Today, I am participating in Jo's Advent Calendar {
Serendipitous Stitching}. Of course if you came over from her blog, you knew that, so welcome!
I've made a little collage of Christmas ornaments past that I don't believe I've featured on my blog. Most were stitched in the late 90s/early aughts. The Christmas orchid is Lilac Studio from the JCS Ornament Issue 1998; the bird is in JCSO 2000, but I took it as a class with Catherine Theron; Fa La La is by Twisted Threads in JCSO 2000; and the green hearts is a Sue Stokes ornament that came from a class at Celebration in New Hampshire probably in the same time period.
Sharing Tradition
A lot of people sit down to a traditional Christmas dinner with roast meat and a couple of courses, linen napkins, and the whole nine yards. We used to do this at my father's parents on Christmas day. We'd have an overcooked roast beef, and my grandmother would be run off her feet getting everything together. As grandchildren married, it became more and more difficult for all of us to sit down together on Christmas day for our overcooked beef. At first we picked another day we could all come--December 22nd or 26th or something like that. Eventually things became too difficult for my grandparents to handle alone (my grandfather was in charge of the beef). So we started rotating houses: one aunt's one year, another's the next. The third year, my third aunt didn't want to host, but it was my mother's turn to host
her family on Christmas Eve and there was no way she was turning around and hosting the following day. So we started going to a restaurant. A few years later, we just stopped pretending we liked each other and stopped getting together for Christmas. It was a great relief.

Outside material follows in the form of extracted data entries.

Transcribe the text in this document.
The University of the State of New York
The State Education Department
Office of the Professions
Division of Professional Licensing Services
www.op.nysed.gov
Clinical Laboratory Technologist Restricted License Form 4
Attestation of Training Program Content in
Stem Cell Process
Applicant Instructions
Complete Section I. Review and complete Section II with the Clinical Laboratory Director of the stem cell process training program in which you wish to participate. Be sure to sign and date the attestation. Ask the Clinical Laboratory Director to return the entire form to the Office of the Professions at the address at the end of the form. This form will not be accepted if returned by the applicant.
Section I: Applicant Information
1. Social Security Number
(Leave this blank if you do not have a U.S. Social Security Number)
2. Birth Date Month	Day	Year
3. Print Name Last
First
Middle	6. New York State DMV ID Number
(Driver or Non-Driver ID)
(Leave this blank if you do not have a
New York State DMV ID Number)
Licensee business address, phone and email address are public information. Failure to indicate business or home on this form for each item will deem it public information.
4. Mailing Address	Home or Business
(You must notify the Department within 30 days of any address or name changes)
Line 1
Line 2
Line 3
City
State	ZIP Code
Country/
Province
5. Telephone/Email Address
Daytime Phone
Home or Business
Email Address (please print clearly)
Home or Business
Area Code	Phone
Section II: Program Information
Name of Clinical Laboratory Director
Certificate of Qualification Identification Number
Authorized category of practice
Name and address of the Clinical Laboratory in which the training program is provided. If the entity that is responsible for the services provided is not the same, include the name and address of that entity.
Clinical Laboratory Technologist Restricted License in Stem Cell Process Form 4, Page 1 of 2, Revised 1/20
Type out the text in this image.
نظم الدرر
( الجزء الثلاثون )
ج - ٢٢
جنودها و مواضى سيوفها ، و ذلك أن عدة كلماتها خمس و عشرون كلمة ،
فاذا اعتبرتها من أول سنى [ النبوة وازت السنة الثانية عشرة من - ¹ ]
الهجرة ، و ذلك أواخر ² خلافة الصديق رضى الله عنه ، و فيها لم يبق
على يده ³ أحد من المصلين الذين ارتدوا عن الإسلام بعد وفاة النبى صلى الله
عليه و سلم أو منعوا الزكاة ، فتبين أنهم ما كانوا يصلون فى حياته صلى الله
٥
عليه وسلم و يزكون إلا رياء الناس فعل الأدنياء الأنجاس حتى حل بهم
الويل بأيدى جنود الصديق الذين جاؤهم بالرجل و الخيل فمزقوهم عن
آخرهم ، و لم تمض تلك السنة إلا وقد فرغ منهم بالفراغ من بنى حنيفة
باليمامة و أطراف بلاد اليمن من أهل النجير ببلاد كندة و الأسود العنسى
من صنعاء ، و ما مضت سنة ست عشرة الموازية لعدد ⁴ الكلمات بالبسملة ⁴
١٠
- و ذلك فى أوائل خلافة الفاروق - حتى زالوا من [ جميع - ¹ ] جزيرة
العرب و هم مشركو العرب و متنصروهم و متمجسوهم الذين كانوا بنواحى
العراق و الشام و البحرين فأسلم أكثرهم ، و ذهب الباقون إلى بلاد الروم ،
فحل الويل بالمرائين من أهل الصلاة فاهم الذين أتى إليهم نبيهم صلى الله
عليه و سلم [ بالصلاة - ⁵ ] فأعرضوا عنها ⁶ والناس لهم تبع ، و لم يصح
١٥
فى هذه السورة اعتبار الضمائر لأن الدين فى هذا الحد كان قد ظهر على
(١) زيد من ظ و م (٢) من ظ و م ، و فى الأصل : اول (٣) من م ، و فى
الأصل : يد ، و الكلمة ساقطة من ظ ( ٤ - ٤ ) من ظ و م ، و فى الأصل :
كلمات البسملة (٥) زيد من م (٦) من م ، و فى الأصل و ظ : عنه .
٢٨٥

But...what was my nuclear family going to do on Christmas day? What would our tradition be? Roast beef cooked properly? Every other year host a Christmas Eve feast and then make a roast the next day? My mother decided that Christmas should be fun and relaxing for her too. So several years ago, my mother set out three elements for our celebration, and they continue to this day.
1. No one gets out of their pajamas. (The churchgoers go on Christmas Eve).

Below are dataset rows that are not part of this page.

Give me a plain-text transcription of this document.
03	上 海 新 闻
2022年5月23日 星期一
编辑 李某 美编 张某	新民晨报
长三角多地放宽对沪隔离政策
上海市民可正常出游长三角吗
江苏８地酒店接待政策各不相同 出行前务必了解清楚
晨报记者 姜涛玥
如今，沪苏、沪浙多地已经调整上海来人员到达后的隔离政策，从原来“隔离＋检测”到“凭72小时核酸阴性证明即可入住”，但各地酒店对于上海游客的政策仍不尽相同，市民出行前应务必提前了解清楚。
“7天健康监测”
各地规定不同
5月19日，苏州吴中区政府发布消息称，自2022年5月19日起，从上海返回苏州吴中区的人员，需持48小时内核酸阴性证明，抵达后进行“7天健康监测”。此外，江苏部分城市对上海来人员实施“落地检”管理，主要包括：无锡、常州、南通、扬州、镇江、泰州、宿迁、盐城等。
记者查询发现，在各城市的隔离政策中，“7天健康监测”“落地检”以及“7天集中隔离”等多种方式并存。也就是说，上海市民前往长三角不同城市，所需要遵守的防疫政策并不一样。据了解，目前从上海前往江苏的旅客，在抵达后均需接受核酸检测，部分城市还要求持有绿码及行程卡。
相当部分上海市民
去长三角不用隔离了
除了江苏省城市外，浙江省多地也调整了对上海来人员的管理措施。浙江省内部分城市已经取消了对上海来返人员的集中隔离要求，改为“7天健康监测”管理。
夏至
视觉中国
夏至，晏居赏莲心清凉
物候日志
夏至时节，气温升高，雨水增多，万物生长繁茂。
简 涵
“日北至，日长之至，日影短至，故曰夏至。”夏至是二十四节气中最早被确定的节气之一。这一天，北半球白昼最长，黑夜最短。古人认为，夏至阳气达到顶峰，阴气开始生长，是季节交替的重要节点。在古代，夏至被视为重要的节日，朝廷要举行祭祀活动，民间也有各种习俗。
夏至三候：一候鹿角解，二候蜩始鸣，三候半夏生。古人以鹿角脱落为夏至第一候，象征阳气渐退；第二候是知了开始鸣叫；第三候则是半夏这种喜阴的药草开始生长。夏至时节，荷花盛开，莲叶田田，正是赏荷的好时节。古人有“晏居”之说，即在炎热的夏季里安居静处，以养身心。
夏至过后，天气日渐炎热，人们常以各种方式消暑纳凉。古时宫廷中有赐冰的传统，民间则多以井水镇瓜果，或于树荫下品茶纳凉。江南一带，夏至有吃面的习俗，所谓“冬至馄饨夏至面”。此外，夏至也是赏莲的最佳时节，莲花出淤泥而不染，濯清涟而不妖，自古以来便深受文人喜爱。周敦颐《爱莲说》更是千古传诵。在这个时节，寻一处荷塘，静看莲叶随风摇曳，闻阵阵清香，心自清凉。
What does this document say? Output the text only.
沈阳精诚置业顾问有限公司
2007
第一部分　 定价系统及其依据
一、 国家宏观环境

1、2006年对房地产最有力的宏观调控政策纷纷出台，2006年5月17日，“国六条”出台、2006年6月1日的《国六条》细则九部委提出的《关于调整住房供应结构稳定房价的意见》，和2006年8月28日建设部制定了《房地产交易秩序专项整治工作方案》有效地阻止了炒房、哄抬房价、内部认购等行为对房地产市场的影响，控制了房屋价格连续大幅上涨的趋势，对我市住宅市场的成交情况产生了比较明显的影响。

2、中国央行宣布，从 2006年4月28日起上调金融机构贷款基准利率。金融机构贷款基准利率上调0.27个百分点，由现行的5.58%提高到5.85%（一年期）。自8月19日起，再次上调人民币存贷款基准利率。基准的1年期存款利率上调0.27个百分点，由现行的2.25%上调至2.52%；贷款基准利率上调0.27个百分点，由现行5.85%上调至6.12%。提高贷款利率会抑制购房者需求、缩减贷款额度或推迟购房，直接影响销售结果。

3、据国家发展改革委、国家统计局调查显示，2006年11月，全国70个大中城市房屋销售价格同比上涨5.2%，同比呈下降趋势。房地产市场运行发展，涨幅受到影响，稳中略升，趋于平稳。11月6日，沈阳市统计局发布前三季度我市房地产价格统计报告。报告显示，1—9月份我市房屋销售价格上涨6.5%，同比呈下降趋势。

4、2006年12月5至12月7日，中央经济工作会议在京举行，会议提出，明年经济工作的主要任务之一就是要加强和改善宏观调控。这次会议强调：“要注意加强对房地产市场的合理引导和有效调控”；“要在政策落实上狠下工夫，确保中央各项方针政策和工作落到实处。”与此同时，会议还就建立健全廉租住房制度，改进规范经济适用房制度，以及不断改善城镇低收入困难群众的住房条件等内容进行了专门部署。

2. We order in Chinese. (The food fetchers usually throw on an overcoat and shoes to disguise their wardrobes.)
3. We play games. Ever year, my mother buys each "kid" a game (when the boys joined the family, they started getting games too) and we spend the day playing. (If someone gets a DVD we may watch that as well.)
It's low-key, and it suits us well.
Many of our Jewish friends have been doing it for decades; they call it "December 25th."